Young nonprofit entrepreneurs like Hack Club founder Zach Latta understand all this intuitively. When he founded the organization at age 16, Latta wanted to make the finances public so other teenagers could look under the hood and see how nonprofits are run. This seemed natural to Latta, who started to learn to code when he was 7 using websites where programmers provide open-source access to their code. Transparency was, and still is, a key component of Silicon Valley’s open-source culture, whereby software programmers learn from and iterate on top of code created and published by others.
At first, Latta manually inputted all Hack Club’s transactions into an online public ledger. But he eventually began working with other teenagers at the nonprofit to build the software that now allows those finances to be disclosed automatically.
Rather than drive away donors, this commitment to transparency has attracted interest and support from a new generation of young, high-net-worth tech entrepreneurs. In 2019, the Frank Foundation, founded and funded by a group of 30-something Snapchat executives, awarded Hack Club a $1 million prize to support its transparency work. More recently, in May, Ethereum founder Vitalik Buterin, the world’s youngest self-made billionaire, made a cryptocurrency donation of $300,000 to Hack Club.

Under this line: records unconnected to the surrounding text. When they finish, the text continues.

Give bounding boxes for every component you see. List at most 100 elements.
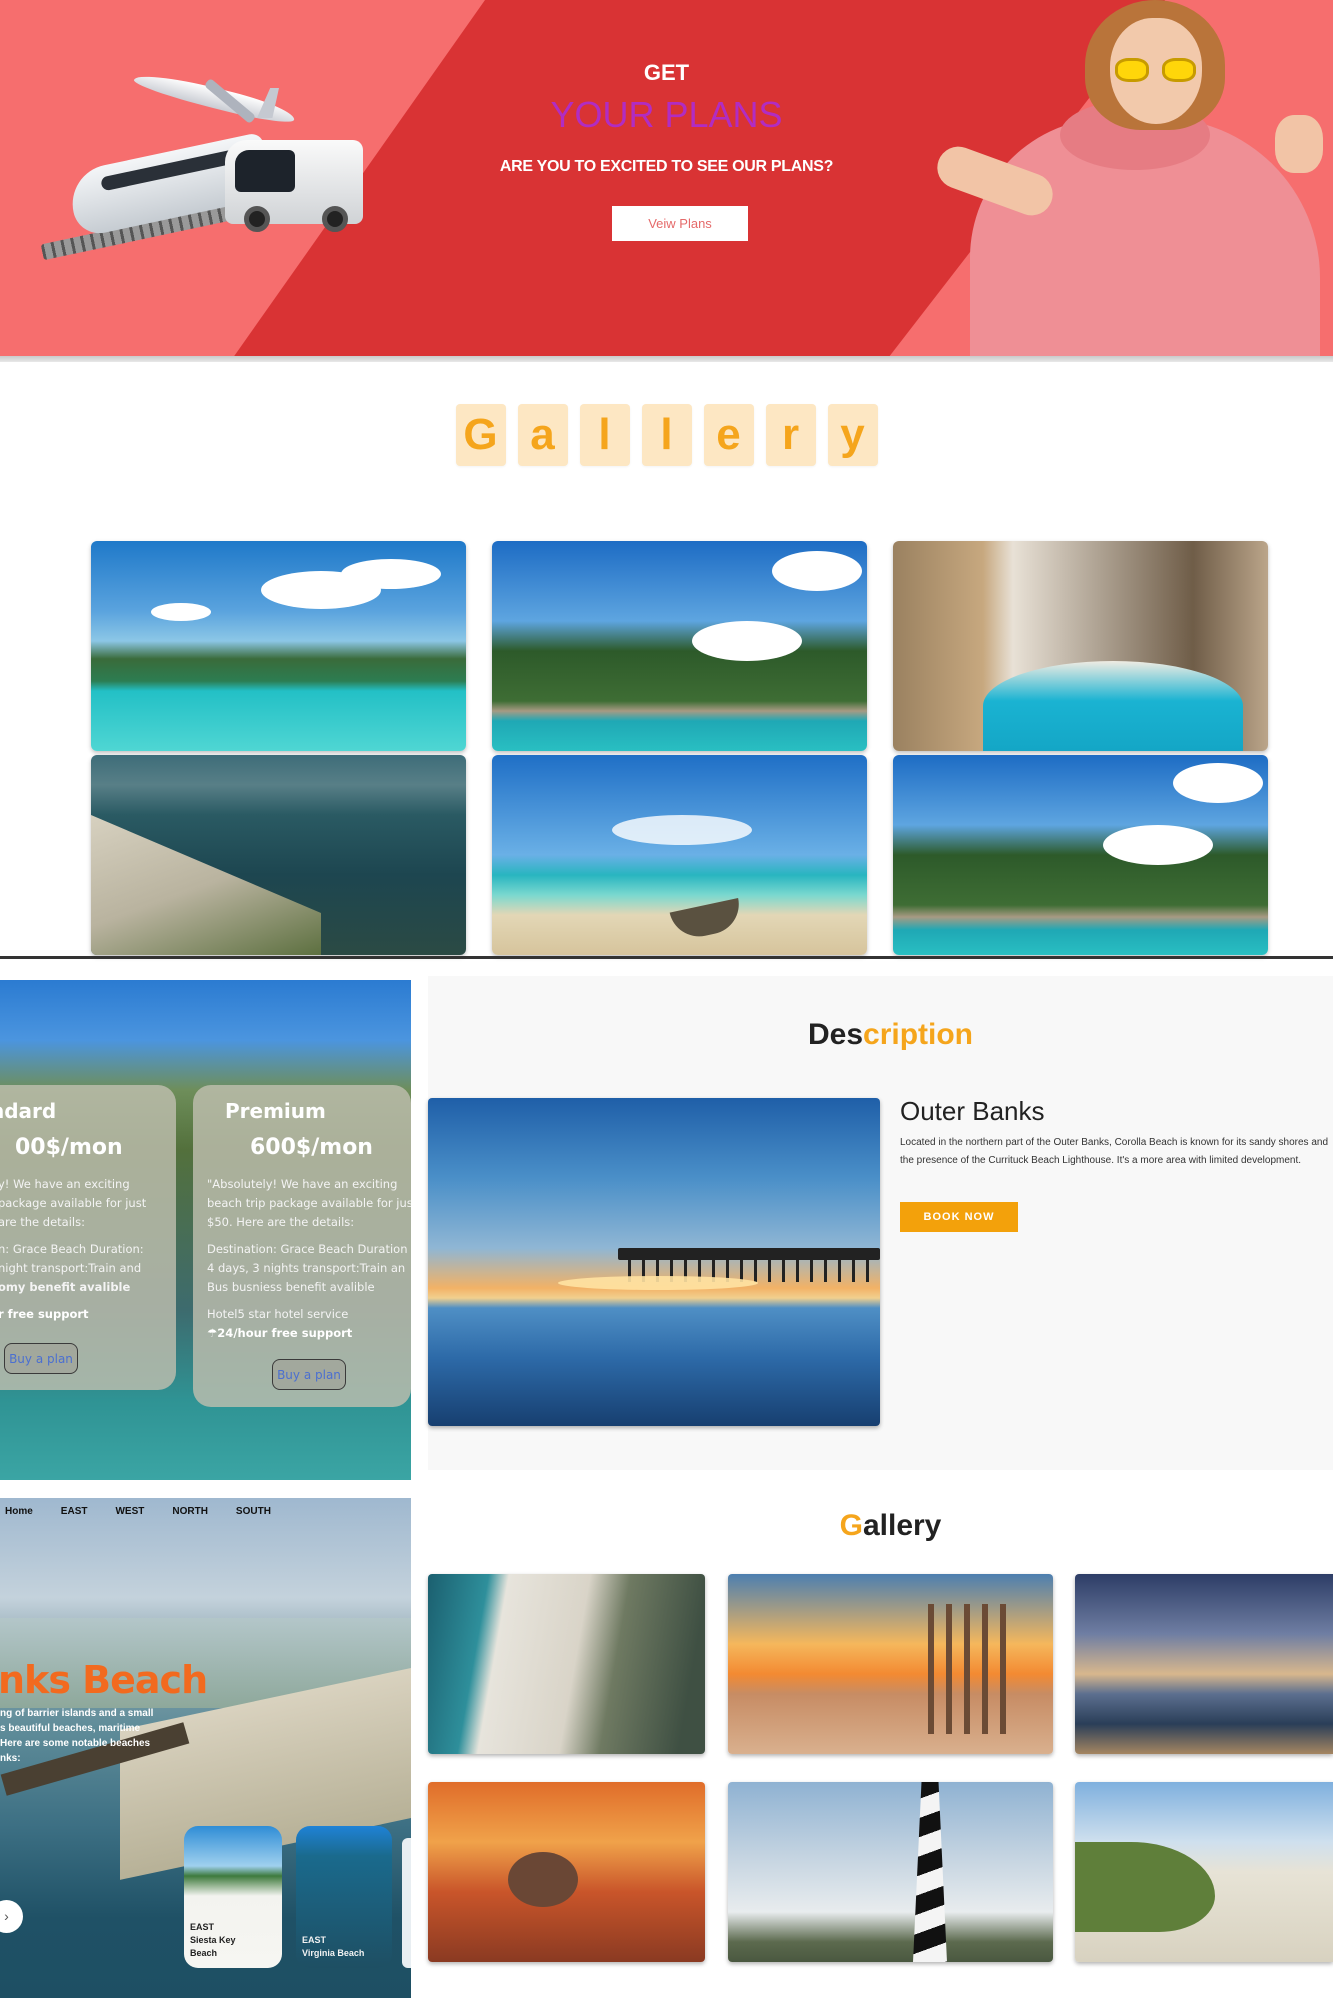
sunglasses-lens <box>1115 58 1149 82</box>
cloud <box>1103 825 1213 865</box>
plan-name: ndard <box>0 1099 57 1123</box>
beach-intro-line: nks: <box>0 1753 21 1764</box>
plan-hotel: Hotel5 star hotel service <box>207 1307 349 1321</box>
beach-card-name: Siesta Key Beach <box>190 1935 236 1958</box>
beach-card-label: EAST Siesta Key Beach <box>190 1921 260 1960</box>
plan-detail-line: n: Grace Beach Duration: <box>0 1242 144 1256</box>
gallery-letter: l <box>641 404 692 466</box>
beach-intro-line: s beautiful beaches, maritime <box>0 1723 141 1734</box>
standard-buy-plan-button[interactable]: Buy a plan <box>4 1343 78 1374</box>
premium-buy-plan-button[interactable]: Buy a plan <box>272 1359 346 1390</box>
striped-lighthouse <box>913 1782 947 1962</box>
beach-card-virginia[interactable]: EAST Virginia Beach <box>296 1826 392 1968</box>
beach-card-region: EAST <box>190 1922 215 1932</box>
gallery2-sunset-fence[interactable] <box>728 1574 1053 1754</box>
gallery-letter: a <box>517 404 568 466</box>
plan-text-line: "Absolutely! We have an exciting <box>207 1177 398 1191</box>
plan-detail-line: omy benefit avalible <box>0 1280 131 1294</box>
gallery2-lighthouse[interactable] <box>728 1782 1053 1962</box>
plan-support: ☂24/hour free support <box>207 1326 353 1340</box>
plan-text-line: y! We have an exciting <box>0 1177 130 1191</box>
description-section: Description Outer Banks Located in the n… <box>428 976 1333 1470</box>
sunglasses-lens <box>1162 58 1196 82</box>
cloud <box>341 559 441 589</box>
beach-card-region: EAST <box>302 1935 327 1945</box>
cove-water <box>983 661 1243 751</box>
plan-detail-line: 4 days, 3 nights transport:Train an <box>207 1261 406 1275</box>
beach-title: nks Beach <box>0 1658 208 1702</box>
gallery-letter: G <box>455 404 506 466</box>
gallery2-aerial-beach[interactable] <box>428 1574 705 1754</box>
book-now-button[interactable]: BOOK NOW <box>900 1202 1018 1232</box>
nav-south[interactable]: SOUTH <box>236 1506 271 1517</box>
cloud <box>1173 763 1263 803</box>
plan-text-line: $50. Here are the details: <box>207 1215 355 1229</box>
heading-highlight-part: G <box>839 1509 863 1542</box>
gallery2-ocean-dusk[interactable] <box>1075 1574 1333 1754</box>
plan-price: 600$/mon <box>250 1135 373 1160</box>
place-name: Outer Banks <box>900 1096 1045 1126</box>
gallery2-heading: Gallery <box>428 1509 1333 1543</box>
plan-detail-line: night transport:Train and <box>0 1261 142 1275</box>
sandy-shore <box>91 815 321 955</box>
wooden-boat <box>669 898 745 942</box>
gallery2-dune-grass[interactable] <box>1075 1782 1333 1962</box>
plan-name: Premium <box>225 1099 326 1123</box>
gallery-image-boats-bay[interactable] <box>91 755 466 955</box>
cloud <box>612 815 752 845</box>
pier-deck <box>618 1248 880 1260</box>
beach-intro: ng of barrier islands and a small s beau… <box>0 1706 200 1766</box>
section-divider <box>0 956 1333 959</box>
sun-glow <box>558 1276 758 1290</box>
beach-landing-section: Home EAST WEST NORTH SOUTH nks Beach ng … <box>0 1498 411 1998</box>
beach-intro-line: ng of barrier islands and a small <box>0 1708 154 1719</box>
beach-intro-line: Here are some notable beaches <box>0 1738 151 1749</box>
plan-description: "Absolutely! We have an exciting beach t… <box>207 1175 411 1343</box>
nav-north[interactable]: NORTH <box>172 1506 208 1517</box>
gallery-letter: l <box>579 404 630 466</box>
heading-dark-part: Des <box>807 1018 864 1051</box>
gallery-letter: e <box>703 404 754 466</box>
heading-dark-part: allery <box>862 1509 942 1542</box>
bus-wheel <box>244 206 270 232</box>
bus-wheel <box>322 206 348 232</box>
outer-banks-pier-image <box>428 1098 880 1426</box>
place-description: Located in the northern part of the Oute… <box>900 1137 1329 1166</box>
beach-card-next-edge <box>402 1838 411 1968</box>
ok-hand <box>1275 115 1323 173</box>
hero-banner: GET YOUR PLANS ARE YOU TO EXCITED TO SEE… <box>0 0 1333 362</box>
plan-detail-line: Destination: Grace Beach Duration <box>207 1242 408 1256</box>
beach-card-label: EAST Virginia Beach <box>302 1934 364 1960</box>
nav-home[interactable]: Home <box>5 1506 33 1517</box>
dune-fence <box>928 1604 1018 1734</box>
nav-west[interactable]: WEST <box>115 1506 144 1517</box>
gallery-image-navagio-cove[interactable] <box>893 541 1268 751</box>
plan-text-line: are the details: <box>0 1215 85 1229</box>
beach-card-siesta-key[interactable]: EAST Siesta Key Beach <box>184 1826 282 1968</box>
cloud <box>772 551 862 591</box>
gallery-image-bora-bora[interactable] <box>91 541 466 751</box>
seashell <box>508 1852 578 1907</box>
gallery2-seashell-sunset[interactable] <box>428 1782 705 1962</box>
gallery-image-tropical-shore[interactable] <box>492 755 867 955</box>
plan-detail-line: Bus busniess benefit avalible <box>207 1280 375 1294</box>
pricing-section: ndard 00$/mon y! We have an exciting pac… <box>0 980 411 1480</box>
plan-price: 00$/mon <box>15 1135 123 1160</box>
gallery-heading: G a l l e r y <box>0 404 1333 466</box>
view-plans-button[interactable]: Veiw Plans <box>612 206 748 241</box>
hero-bottom-shadow <box>0 356 1333 362</box>
gallery-image-seychelles-rocks-2[interactable] <box>893 755 1268 955</box>
cloud <box>692 621 802 661</box>
heading-highlight-part: cription <box>863 1018 974 1051</box>
gallery-letter: y <box>827 404 878 466</box>
slider-next-button[interactable]: › <box>0 1900 23 1933</box>
gallery-image-seychelles-rocks[interactable] <box>492 541 867 751</box>
plan-description: y! We have an exciting package available… <box>0 1175 198 1324</box>
standard-plan-card: ndard 00$/mon y! We have an exciting pac… <box>0 1085 176 1390</box>
description-heading: Description <box>428 1018 1333 1052</box>
cloud <box>151 603 211 621</box>
region-nav: Home EAST WEST NORTH SOUTH <box>5 1506 271 1517</box>
gallery-letter: r <box>765 404 816 466</box>
nav-east[interactable]: EAST <box>61 1506 88 1517</box>
plan-support: r free support <box>0 1307 89 1321</box>
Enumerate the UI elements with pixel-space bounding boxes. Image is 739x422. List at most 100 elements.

While Hack Club’s transparency tool is only available to nonprofits we fiscally sponsor, some of our teenage coders are working on a new version that could soon be used by any nonprofit. In the meantime, organizations can take the simple, nontechnical step of converting their monthly financial statements into PDFs and publishing them on their website. They can accompany that PDF with a transparency letter from the executive director or founder that provides context for major expenses and donations. Latta published Hack Club’s transparency report last year, and it was hugely popular among high-school students eager to learn how nonprofits work.
Unfair Attacks Could Result
Safety and privacy can be a factor for nonprofits considering financial transparency, especially if staff are under threat. Organizations with political enemies may feel vulnerable to unfair attacks and meddling, and donors may overreach or micromanage in asking questions about spending, although none have so far at Hack Club.
But the potential positive results of transparency are enormous, especially as the nonprofit world’s influence grows. If the Supreme Court allows nonprofits that raise money in a state to shield the identity of their major donors, they’ll reveal just how out of touch they are with a younger generation rewriting cultural norms about privacy, wealth, and philanthropy.